Ia juga memaparkan kondisi geografis Kabupaten Parigi Moutong yang memiliki wilayah pesisir sepanjang kurang lebih 512 kilometer dengan tantangan akses pendidikan di sejumlah kawasan terpencil, sehingga kehadiran Sekolah Rakyat dinilai sangat strategis untuk menjangkau anak-anak yang belum memperoleh layanan pendidikan maksimal.
“Masih terdapat ribuan anak yang belum bersekolah dan tersebar di beberapa wilayah. Karena itu, program ini sangat penting agar anak-anak kita mendapatkan akses pendidikan yang layak sekaligus pembinaan sosial,” katanya.
Selain itu, Erwin mengungkapkan bahwa Pemerintah Kabupaten Parigi Moutong juga telah mulai menyentuh anak-anak dari komunitas adat terpencil melalui program pendidikan gratis bekerja sama dengan Politeknik Kesejahteraan Sosial (Poltekesos) Bandung.
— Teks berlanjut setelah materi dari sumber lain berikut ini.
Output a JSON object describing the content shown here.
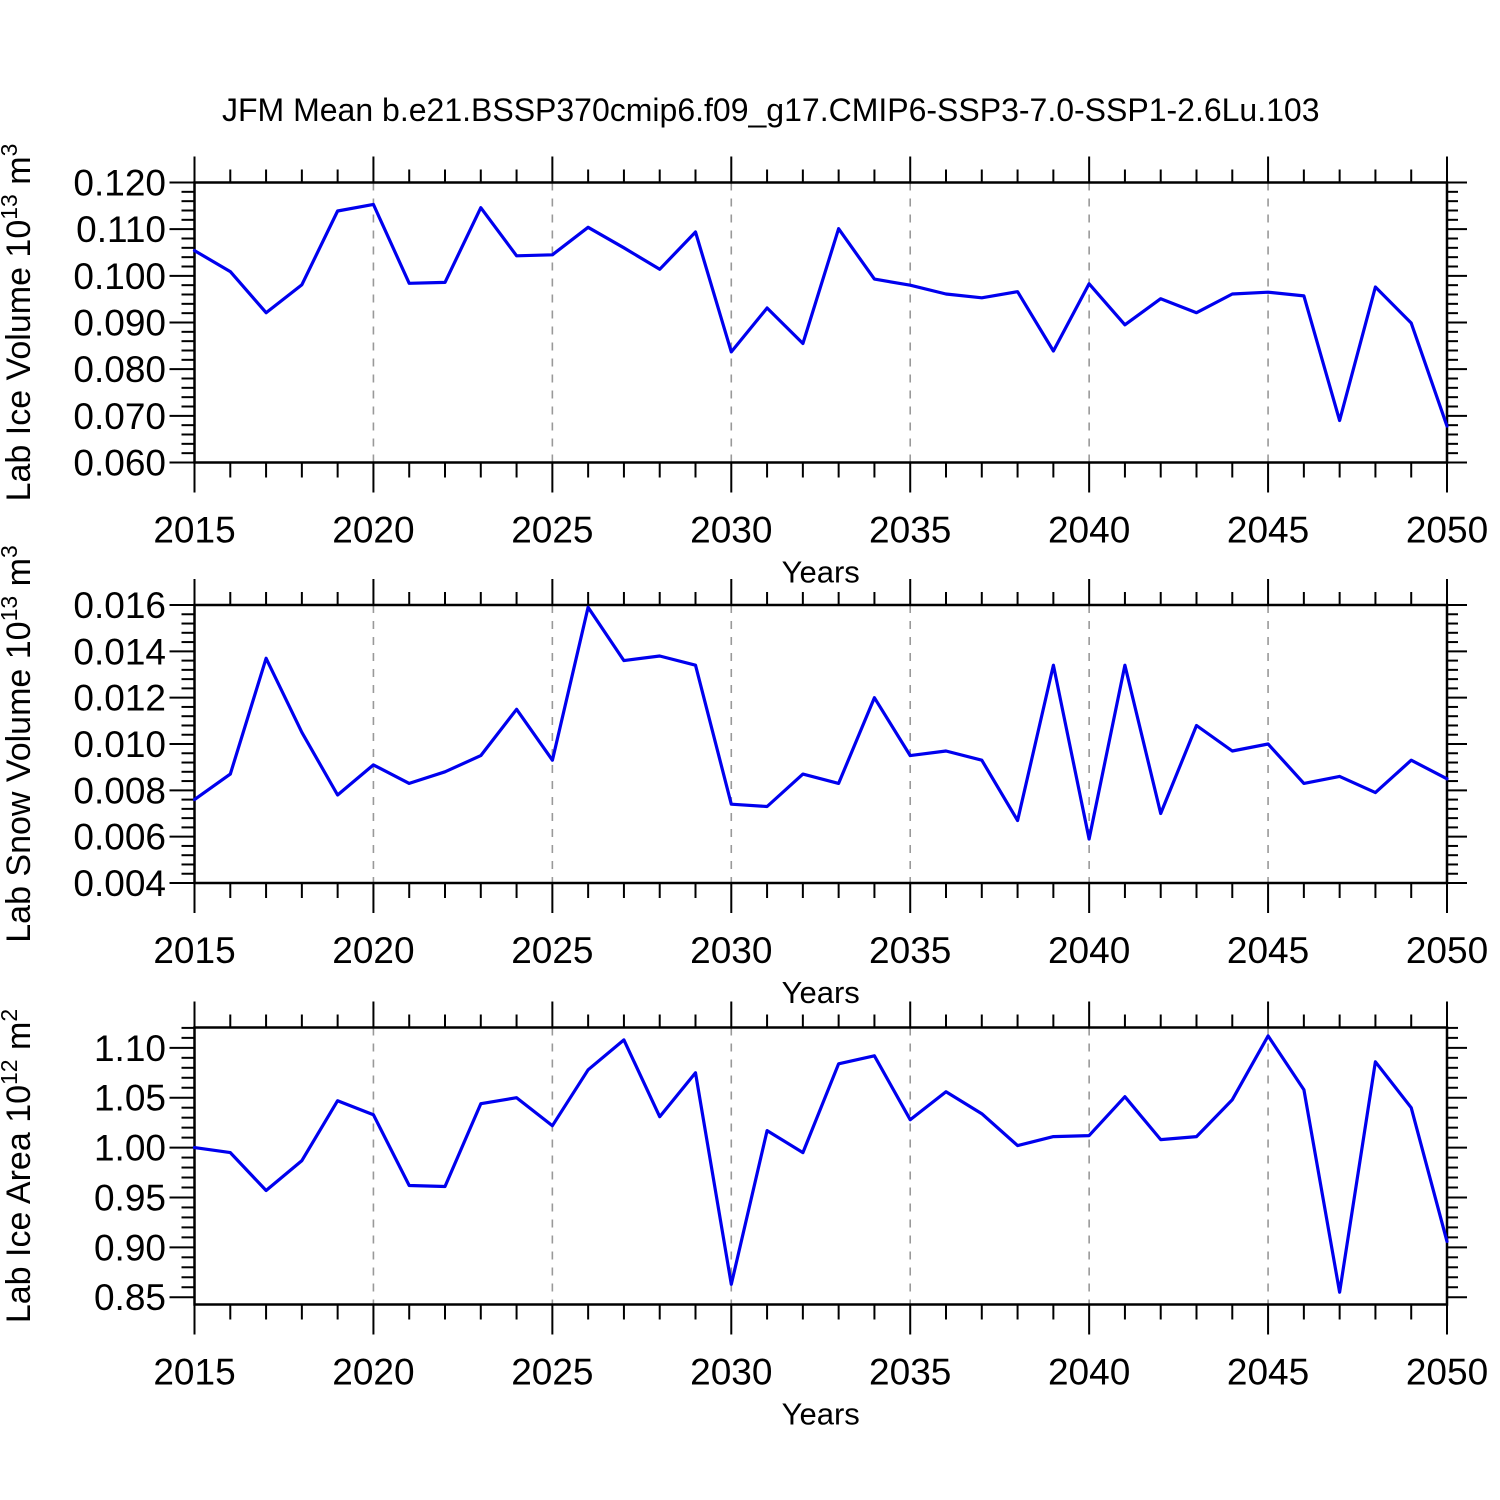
{
  "title": "JFM Mean b.e21.BSSP370cmip6.f09_g17.CMIP6-SSP3-7.0-SSP1-2.6Lu.103",
  "colors": {
    "line": "#0000EE",
    "grid": "#999999",
    "axis": "#000000",
    "text": "#000000",
    "background": "#FFFFFF"
  },
  "chart_data": [
    {
      "type": "line",
      "name": "lab-ice-volume",
      "ylabel": "Lab Ice Volume 10^13 m^3",
      "ylabel_parts": [
        {
          "t": "Lab Ice Volume 10",
          "sup": false
        },
        {
          "t": "13",
          "sup": true
        },
        {
          "t": " m",
          "sup": false
        },
        {
          "t": "3",
          "sup": true
        }
      ],
      "xlabel": "Years",
      "xlim": [
        2015,
        2050
      ],
      "ylim": [
        0.06,
        0.12
      ],
      "x_tick_values": [
        2015,
        2020,
        2025,
        2030,
        2035,
        2040,
        2045,
        2050
      ],
      "x_tick_labels": [
        "2015",
        "2020",
        "2025",
        "2030",
        "2035",
        "2040",
        "2045",
        "2050"
      ],
      "grid_years": [
        2020,
        2025,
        2030,
        2035,
        2040,
        2045
      ],
      "x_minor_step": 1,
      "y_tick_values": [
        0.06,
        0.07,
        0.08,
        0.09,
        0.1,
        0.11,
        0.12
      ],
      "y_tick_labels": [
        "0.060",
        "0.070",
        "0.080",
        "0.090",
        "0.100",
        "0.110",
        "0.120"
      ],
      "y_minor_step": 0.002,
      "legend": "none",
      "grid": "vertical-dashed",
      "x": [
        2015,
        2016,
        2017,
        2018,
        2019,
        2020,
        2021,
        2022,
        2023,
        2024,
        2025,
        2026,
        2027,
        2028,
        2029,
        2030,
        2031,
        2032,
        2033,
        2034,
        2035,
        2036,
        2037,
        2038,
        2039,
        2040,
        2041,
        2042,
        2043,
        2044,
        2045,
        2046,
        2047,
        2048,
        2049,
        2050
      ],
      "values": [
        0.1054,
        0.1009,
        0.0921,
        0.0981,
        0.1139,
        0.1153,
        0.0984,
        0.0986,
        0.1146,
        0.1043,
        0.1045,
        0.1104,
        0.106,
        0.1014,
        0.1094,
        0.0837,
        0.0931,
        0.0855,
        0.1101,
        0.0993,
        0.098,
        0.0961,
        0.0953,
        0.0966,
        0.0839,
        0.0983,
        0.0895,
        0.0951,
        0.0921,
        0.0961,
        0.0965,
        0.0957,
        0.069,
        0.0976,
        0.0899,
        0.0678
      ]
    },
    {
      "type": "line",
      "name": "lab-snow-volume",
      "ylabel": "Lab Snow Volume 10^13 m^3",
      "ylabel_parts": [
        {
          "t": "Lab Snow Volume 10",
          "sup": false
        },
        {
          "t": "13",
          "sup": true
        },
        {
          "t": " m",
          "sup": false
        },
        {
          "t": "3",
          "sup": true
        }
      ],
      "xlabel": "Years",
      "xlim": [
        2015,
        2050
      ],
      "ylim": [
        0.004,
        0.016
      ],
      "x_tick_values": [
        2015,
        2020,
        2025,
        2030,
        2035,
        2040,
        2045,
        2050
      ],
      "x_tick_labels": [
        "2015",
        "2020",
        "2025",
        "2030",
        "2035",
        "2040",
        "2045",
        "2050"
      ],
      "grid_years": [
        2020,
        2025,
        2030,
        2035,
        2040,
        2045
      ],
      "x_minor_step": 1,
      "y_tick_values": [
        0.004,
        0.006,
        0.008,
        0.01,
        0.012,
        0.014,
        0.016
      ],
      "y_tick_labels": [
        "0.004",
        "0.006",
        "0.008",
        "0.010",
        "0.012",
        "0.014",
        "0.016"
      ],
      "y_minor_step": 0.0004,
      "legend": "none",
      "grid": "vertical-dashed",
      "x": [
        2015,
        2016,
        2017,
        2018,
        2019,
        2020,
        2021,
        2022,
        2023,
        2024,
        2025,
        2026,
        2027,
        2028,
        2029,
        2030,
        2031,
        2032,
        2033,
        2034,
        2035,
        2036,
        2037,
        2038,
        2039,
        2040,
        2041,
        2042,
        2043,
        2044,
        2045,
        2046,
        2047,
        2048,
        2049,
        2050
      ],
      "values": [
        0.0076,
        0.0087,
        0.0137,
        0.0105,
        0.0078,
        0.0091,
        0.0083,
        0.0088,
        0.0095,
        0.0115,
        0.0093,
        0.0159,
        0.0136,
        0.0138,
        0.0134,
        0.0074,
        0.0073,
        0.0087,
        0.0083,
        0.012,
        0.0095,
        0.0097,
        0.0093,
        0.0067,
        0.0134,
        0.0059,
        0.0134,
        0.007,
        0.0108,
        0.0097,
        0.01,
        0.0083,
        0.0086,
        0.0079,
        0.0093,
        0.0085
      ]
    },
    {
      "type": "line",
      "name": "lab-ice-area",
      "ylabel": "Lab Ice Area 10^12 m^2",
      "ylabel_parts": [
        {
          "t": "Lab Ice Area 10",
          "sup": false
        },
        {
          "t": "12",
          "sup": true
        },
        {
          "t": " m",
          "sup": false
        },
        {
          "t": "2",
          "sup": true
        }
      ],
      "xlabel": "Years",
      "xlim": [
        2015,
        2050
      ],
      "ylim": [
        0.8427,
        1.1204
      ],
      "x_tick_values": [
        2015,
        2020,
        2025,
        2030,
        2035,
        2040,
        2045,
        2050
      ],
      "x_tick_labels": [
        "2015",
        "2020",
        "2025",
        "2030",
        "2035",
        "2040",
        "2045",
        "2050"
      ],
      "grid_years": [
        2020,
        2025,
        2030,
        2035,
        2040,
        2045
      ],
      "x_minor_step": 1,
      "y_tick_values": [
        0.85,
        0.9,
        0.95,
        1.0,
        1.05,
        1.1
      ],
      "y_tick_labels": [
        "0.85",
        "0.90",
        "0.95",
        "1.00",
        "1.05",
        "1.10"
      ],
      "y_minor_step": 0.01,
      "legend": "none",
      "grid": "vertical-dashed",
      "x": [
        2015,
        2016,
        2017,
        2018,
        2019,
        2020,
        2021,
        2022,
        2023,
        2024,
        2025,
        2026,
        2027,
        2028,
        2029,
        2030,
        2031,
        2032,
        2033,
        2034,
        2035,
        2036,
        2037,
        2038,
        2039,
        2040,
        2041,
        2042,
        2043,
        2044,
        2045,
        2046,
        2047,
        2048,
        2049,
        2050
      ],
      "values": [
        1.0,
        0.995,
        0.957,
        0.987,
        1.047,
        1.033,
        0.962,
        0.961,
        1.044,
        1.05,
        1.022,
        1.078,
        1.108,
        1.031,
        1.075,
        0.863,
        1.017,
        0.995,
        1.084,
        1.092,
        1.028,
        1.056,
        1.034,
        1.002,
        1.011,
        1.012,
        1.051,
        1.008,
        1.011,
        1.048,
        1.112,
        1.058,
        0.855,
        1.086,
        1.04,
        0.906
      ]
    }
  ]
}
Menurutnya, sejumlah anak dari komunitas adat terpencil saat ini telah mendapatkan kesempatan pendidikan melalui program tersebut sebagai bagian dari upaya pemerintah daerah memutus keterisolasian sosial dan meningkatkan kualitas sumber daya manusia di wilayah terpencil.
“Kami ingin memastikan anak-anak dari komunitas adat terpencil juga memperoleh hak pendidikan yang sama. Saat ini sudah ada anak-anak yang difasilitasi untuk menempuh pendidikan di Poltekesos Bandung melalui koordinasi dan dukungan bersama Kementerian Sosial,” tutur Erwin.
Menurut Erwin, pemerintah daerah juga terus melakukan koordinasi lintas sektor, termasuk dengan pendamping Program Keluarga Harapan (PKH), Dinas Sosial, dan pihak terkait lainnya guna memastikan data anak tidak sekolah dapat terintegrasi dan menjadi dasar intervensi pemerintah pusat.
Dalam audiensi tersebut, Bupati Parigi Moutong turut didampingi Ketua Komisi IV DPRD Parigi Moutong Sutoyo, Ketua Komisi I DPRD Parigi Moutong Moh. Irfain, jajaran anggota DPRD, serta sejumlah pejabat Dinas Sosial Kabupaten Parigi Moutong, di antaranya Sekretaris Dinas Sosial Syafaat Pampi.